Tunisie : Que veut dire Saïed par «éloigner les étudiants et chercheurs des calculs politiques» ?

 Le vendredi 5 août 2022, lors de la cérémonie officielle de la Journée du Savoir, Kaïs Saïed a cité la nouvelle constitution approuvée par référendum le 25 juillet 2022 qui prévoit la création d’un Conseil supérieur de l’éducation (CSE). L’occasion m’est donnée d’apporter une réponse au président de la république au sujet du rôle de ce CSE dont le but, dit-il, est d’«éloigner les jeunes, les étudiants et les chercheurs des calculs politiques».

Par Kais Krissane *

Personne en âge de réfléchir et ayant acquis un «bagage intellectuel» n’est absout d’un minimum de calcul politique, tout comme vous, monsieur le président, lorsque vous étiez étudiant ou enseignant. La culture politique est une ouverture d’esprit. C’est un engagement, et tout engagement, a sa part de calcul politique.

Bien entendu, il faudra que la maturité soit là pour éviter les dérives d’un calcul politicien, auquel cas, le calcul politique a sens noble du terme s’il en est.

Alors, l’objectif de cette instance va à l’encontre de l’éveil d’esprit. Cette vision du CSE, si elle s’appliquait, sera le contraire de la suite de votre déclaration en ce qui concerne «la politisation rampante» dans les lycées et les collèges. Déclaration reprochant (à qui ?) d’avoir commis «l’un des plus graves crimes contre le peuple qui est de vider les esprits de la faculté de penser et de critiquer», selon vos dires.

Non à la pensée unique

La politisation n’est pas une action mise en œuvre à l’intérieur des établissements, elle vient des foyers, parce que le peuple est interpellé par la politique et parce que, pour vous paraphraser, «le peuple veut».

Alors peut-on aller à l’encontre la volonté du peuple ? Tous à l’unisson nous disons non. La faculté de penser et de critiquer, oui cela doit toujours exister. Mais cela ne veut pas dire être d’accord avec la pensée unique.

Avoir l’esprit critique, c’est d’ailleurs n’accepter aucune affirmation, qu’elle soit positive ou négative, sans s’interroger sur ses motivations et sa justesse. Et, je pense que la meilleure illustration de l’esprit critique du Tunisien s’est manifestée lors de l’expression référendaire du 25 juillet. Ils sont pour, ils sont contre, ils s’abstiennent… Même si, pour certains, ils ne comprenaient rien à la nouvelle constitution… 

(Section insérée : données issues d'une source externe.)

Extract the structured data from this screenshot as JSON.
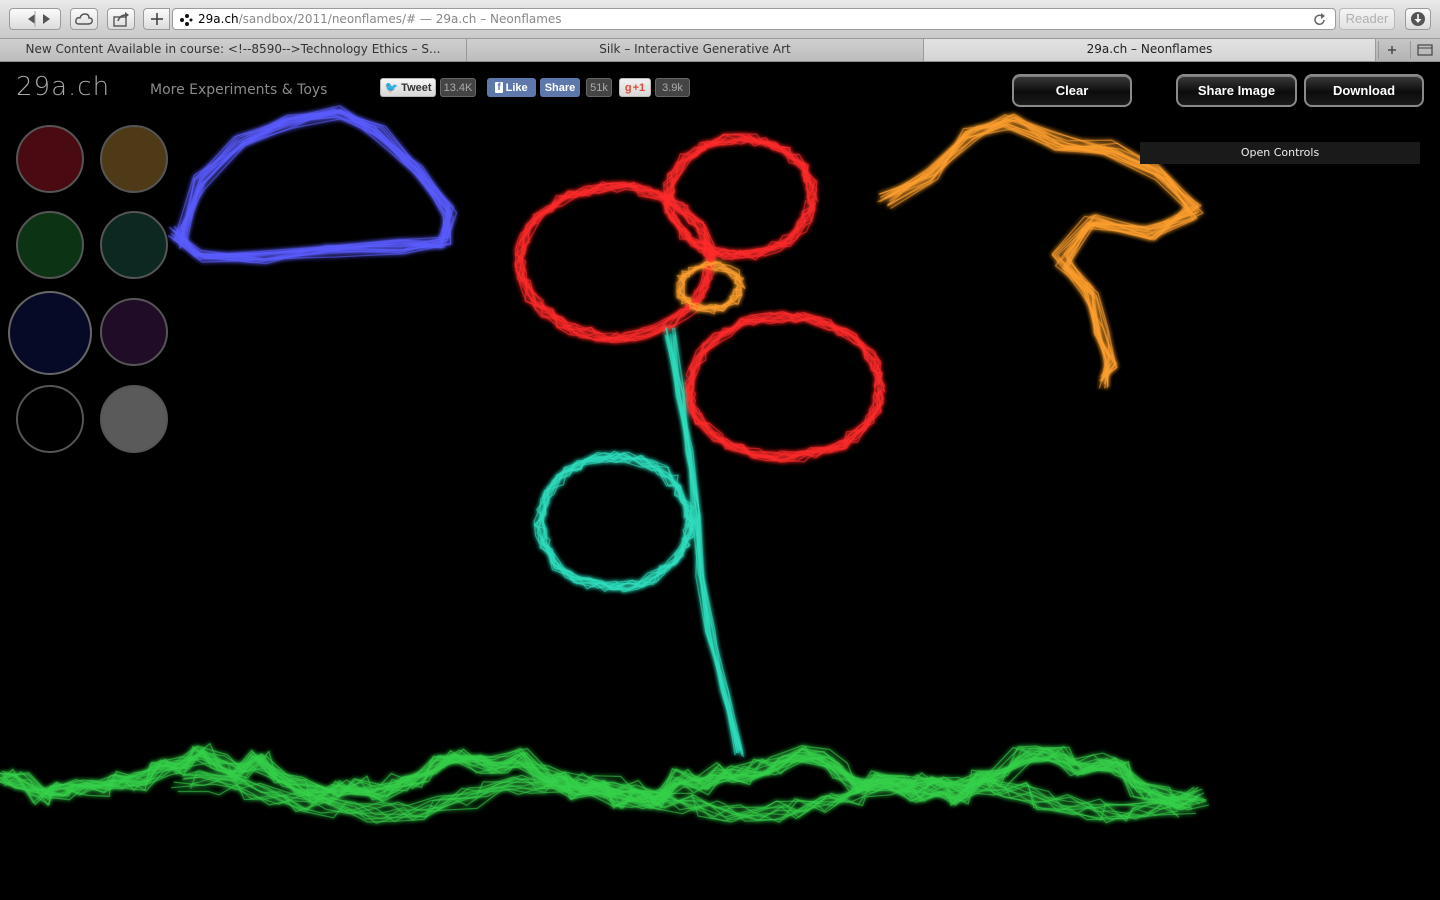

De surcroit, monsieur le président, le Conseil supérieur de l’éducation, un «autre machin» que vous souhaitez mettre en place, suite à la validation de cette constitution qui définirait les contours d’une troisième république, devra avoir la neutralité la plus absolue vis-à-vis du ministre de l’Education et de son collègue de l’Enseignement supérieur  et de la Recherche scientifique. Faute de quoi, ce sera un autre millefeuille, qui ne fera que freiner les synergies et alourdir la charge publique.

Un contre-pouvoir

Pour profiter de cette occasion qui m’est offerte de faire preuve d’esprit critique, permettez-moi de vous dire, monsieur le président, que le CSE est absolument l’instance qu’il faudra pour créer un contre-pouvoir au mammouth des ministères de tutelle.

Cette instance pourra, entre autres, contrôler la régularité des concours, la légalité de l’attribution des diplômes, dans les écoles publiques et privées, ou l’accompagnement en matière de contentieux dans ce secteur qui a beaucoup perdu de sa crédibilité.

Par ailleurs, cette instance pourrait être chargée de définir les programmes des différents niveaux, les heures de cours, les méthodes pédagogiques pour un apprentissage de haut niveau et adapté aux besoins du pays. Et l’apprentissage comprend l’analyse critique d’un article de loi, fondamentale ou pas, ou d’un article de presse.

Voilà comment on cultive l’esprit critique, non en combattant la politique dans les écoles, les lycées et les universités, au nom d’une supposée pureté de l’enseignement.

 Concernant l’égalité des chances, le citoyen jugera sur pièce de l’apport de cette instance.

* Expert immobilier indépendant, cadre bancaire à la retraite.